Skype was also in negotiations to buy Gizmo5 before the VoIP (voice over Internet protocol) giant's founders reached a settlement to re-take an ownership stake in the company. TechCrunch first reported the news earlier this week. The deal is a crucial step for the search titan because Google Voice now gains the technology to connect inbound and outbound calls to standard land-lines and cell phones, something it had lacked.
The Gizmo5 acquisition makes a world of sense for Google because it adds a major piece to Google's mobile network puzzle. That's because Gizmo5's open standards-based web calling system allows incoming or outbound calls to real phones. In other words, this deal gets Google one step closer to realizing its goal of forging a parallel communications network independent of the incumbent cable and phone companies.
Gizmo5 also offers a client for mobile-phone users, meaning that, in theory, if you had Google Voice with Gizmo5 and a Wi-Fi connection, say, at an airport this holiday season, you could utterly dispense with your traditional mobile phone service.
I'll repeat that: this development gets Google one step closer to providing a product that could allow you to ditch a conventional phone service -- forever.
"It's a potent recipe," wrote Wired.com's Ryan Singel. "Take Gizmo5's open standards-based online calling system. Add to it the new ability to route calls on Google's massive network of cheap fiber. Toss in Google Voice's free phone number, which will ring your mobile phone, your home phone and your Gizmo5 client on your laptop."

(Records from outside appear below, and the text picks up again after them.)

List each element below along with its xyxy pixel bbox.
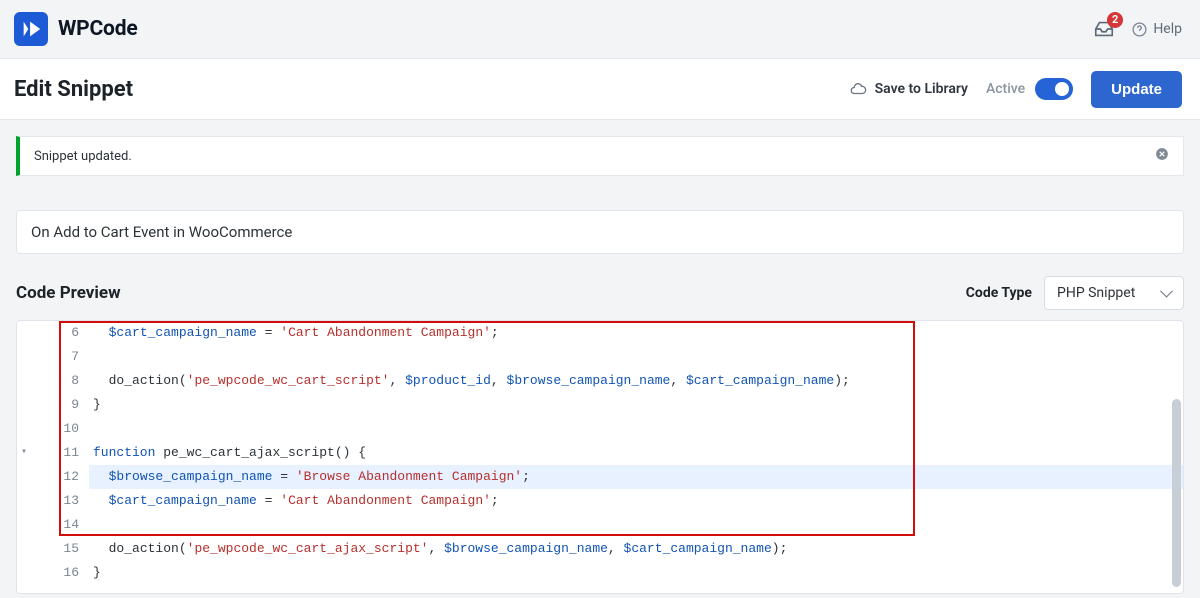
help-icon — [1131, 21, 1148, 38]
code-line: 6 $cart_campaign_name = 'Cart Abandonmen… — [17, 321, 1183, 345]
toggle-knob — [1055, 82, 1069, 96]
code-header: Code Preview Code Type PHP Snippet — [16, 276, 1184, 310]
notifications-badge: 2 — [1107, 12, 1123, 28]
close-icon — [1155, 147, 1169, 161]
code-line: 8 do_action('pe_wpcode_wc_cart_script', … — [17, 369, 1183, 393]
code-line: 13 $cart_campaign_name = 'Cart Abandonme… — [17, 489, 1183, 513]
code-type-value: PHP Snippet — [1057, 285, 1135, 301]
code-line: 16} — [17, 561, 1183, 585]
code-line: 12 $browse_campaign_name = 'Browse Aband… — [17, 465, 1183, 489]
snippet-name-input[interactable]: On Add to Cart Event in WooCommerce — [16, 210, 1184, 254]
help-button[interactable]: Help — [1131, 21, 1182, 38]
code-type-label: Code Type — [966, 285, 1032, 301]
code-line: 15 do_action('pe_wpcode_wc_cart_ajax_scr… — [17, 537, 1183, 561]
topbar-right: 2 Help — [1093, 18, 1182, 40]
code-line: 9} — [17, 393, 1183, 417]
code-line: ▾11function pe_wc_cart_ajax_script() { — [17, 441, 1183, 465]
cloud-icon — [849, 80, 867, 98]
code-scroll: 6 $cart_campaign_name = 'Cart Abandonmen… — [17, 321, 1183, 593]
brand: WPCode — [14, 12, 137, 46]
update-button[interactable]: Update — [1091, 71, 1182, 108]
code-type-group: Code Type PHP Snippet — [966, 276, 1184, 310]
brand-name: WPCode — [58, 17, 137, 41]
active-toggle-group: Active — [986, 78, 1073, 100]
code-type-select[interactable]: PHP Snippet — [1044, 276, 1184, 310]
header-actions: Save to Library Active Update — [849, 71, 1182, 108]
code-preview-label: Code Preview — [16, 283, 121, 303]
notice-banner: Snippet updated. — [16, 136, 1184, 176]
code-editor[interactable]: 6 $cart_campaign_name = 'Cart Abandonmen… — [16, 320, 1184, 594]
notice-message: Snippet updated. — [34, 149, 132, 164]
header-bar: Edit Snippet Save to Library Active Upda… — [0, 58, 1200, 120]
snippet-name-value: On Add to Cart Event in WooCommerce — [31, 223, 292, 241]
active-toggle[interactable] — [1035, 78, 1073, 100]
content-area: Snippet updated. On Add to Cart Event in… — [0, 120, 1200, 594]
page-title: Edit Snippet — [14, 77, 133, 102]
topbar: WPCode 2 Help — [0, 0, 1200, 58]
notice-close-button[interactable] — [1155, 147, 1169, 165]
save-to-library-label: Save to Library — [875, 81, 968, 97]
code-line: 10 — [17, 417, 1183, 441]
help-label: Help — [1153, 21, 1182, 37]
save-to-library-button[interactable]: Save to Library — [849, 80, 968, 98]
notifications-button[interactable]: 2 — [1093, 18, 1115, 40]
fold-icon[interactable]: ▾ — [21, 441, 27, 465]
code-line: 7 — [17, 345, 1183, 369]
brand-logo-icon — [14, 12, 48, 46]
active-label: Active — [986, 81, 1025, 97]
code-line: 14 — [17, 513, 1183, 537]
scrollbar-vertical[interactable] — [1172, 399, 1181, 587]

Google intends to merge Gizmo5 with its nascent Google Voice service -- currently the subject of a bitter war of words between Google and mobile phone giant AT&T (T). Apple (AAPL) has refused to allow a Google Voice application on its iPhone, available exclusively on AT&T. Meantime, AT&T has complained to the Federal Communications Commssion about Google Voice blocking certain calls to high-priced rural numbers frequently used for "free" sex chat and conference call lines.
"Gizmo5's engineers will be joining the Google Voice team to continue improving the Google Voice and Gizmo5 experience," Google wrote on the company blog. "Current Gizmo5 users will still be able to use the service, though we will be suspending new sign-ups for the time being, and existing users will no longer be able to sign up for a call-in number."
Gizmo5 was founded in April 2003 by Michael Robertson, the Internet entrepreneur best-known as the founder of MP3.com, and has raised $6 million to date.
Prior to the Gizmo purchase, Google Voice has lacked true VoIP capability. That changes now, pushing Google into direct competition with Skype, which just emerged from limbo with the settlement of a bitter legal dispute between the company's founders, eBay which owns Skype, and a consortium of private investors trying to buy Skype for $2 billion. Skype had viewed Gizmo5 as a possible alternative should the settlement fall through.
Google's purchase of Gizmo5 for $30 million -- a song, really -- should put the entire phone industry on notice, from the incumbent telecom and cable companies, to entrenched VoIP players like Skype. Head's up: Google's coming at you.